I haven't gone back and reread the whole thread, but have you resoldered the DOC II chip's pins (or those of its socket)? Have you checked the caps in the power supply? Are any of those leaking? Is there noise on the power supply rails?
 
I haven't gone back and reread the whole thread, but have you resoldered the DOC II chip's pins (or those of its socket)? Have you checked the caps in the power supply? Are any of those leaking? Is there noise on the power supply rails?
Hi cruff. Yes, I've resoldered the socket of the DOC II and cleaned the socket with deoxit spray. PSU is recapped. All electrolytics on main board (other than some on the analog section) replaced. All caps on display board replaced. 20 pin ribbon cable to keyboard replaced. 20 pin headers on both sides replaced. Cable going to display board cleaned. Seems fine.

I did a lot of work to the board where the ram is in the past. Replaced all ram chips that tested bad. Tested a ton of the ceramic caps on the main board, none are ever bad.

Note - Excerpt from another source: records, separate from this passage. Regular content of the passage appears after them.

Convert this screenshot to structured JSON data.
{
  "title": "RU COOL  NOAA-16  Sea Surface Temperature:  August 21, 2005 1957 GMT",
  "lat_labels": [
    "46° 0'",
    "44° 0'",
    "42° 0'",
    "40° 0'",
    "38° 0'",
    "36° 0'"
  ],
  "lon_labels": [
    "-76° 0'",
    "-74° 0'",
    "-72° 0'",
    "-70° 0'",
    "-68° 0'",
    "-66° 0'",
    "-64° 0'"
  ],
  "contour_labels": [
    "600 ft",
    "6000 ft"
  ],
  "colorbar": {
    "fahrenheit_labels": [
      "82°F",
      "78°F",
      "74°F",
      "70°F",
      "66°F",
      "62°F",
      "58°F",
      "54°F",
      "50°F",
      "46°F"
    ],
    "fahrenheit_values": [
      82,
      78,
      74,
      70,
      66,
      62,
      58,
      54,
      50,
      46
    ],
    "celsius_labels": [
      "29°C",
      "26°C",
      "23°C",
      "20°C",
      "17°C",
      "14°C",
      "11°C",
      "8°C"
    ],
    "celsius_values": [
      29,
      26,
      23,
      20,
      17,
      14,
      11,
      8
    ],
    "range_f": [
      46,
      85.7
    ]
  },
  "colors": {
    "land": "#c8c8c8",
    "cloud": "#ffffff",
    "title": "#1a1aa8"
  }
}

There has to be something wrong with the communication between the main board, keyboard board, and display board for the characters to repeat like they do on occasion. Does the output of the 74ls14 look correct? I thought it would ignore the noise. Thought that was the point of using it.
 
The voltage levels on the output of the 74LS14 don't look right, they should not go negative unless the ground of the scope probe wasn't really at ground like the trace on the input side. Also that low to high signal transition isn't good. Can your replace the 74LS14?
 
Yeah, I tried replacing it the other day. Output looked the same. :(
Scope ground was connected to the same ground that I took the input reading with. I'll double check it tomorrow though.
This signal goes to the keyboard board. Still haven't found a schematic of it, but it's not crazy complicated. The bypass caps on it tested fine. I cleaned all sockets on it as well.
 
If you disconnect the keyboard will the unit come up enough to see the same signal being routed through the 74LS14? Does that signal improve then?
 
Is C12 good? What does the BSCK signal look like at pin 8 of the 74LS14? Is there any voltage differential between GND at pin 7 and the GND at pins 1 and 4 of connector J1 where power is fed to the display board? Is the keyboard that you had disconnected the button matrix at the bottom of the schematic? And can you get a dual trace capture of the input at pin 11 along with the output at pin 10?
 
C12 is good - everything on the display board was recapped the other day.
No voltage differential between ground on the chip and 1 and 4 on j1.
The button matrix is built into the display board. Keyboard is a separate board. Signals go to J2 to the main board and directly to another cable that goes to the keyboard board. Other than clk, which does come from the DOC II on the main board

Also attaching the MISO signal from the keyboard.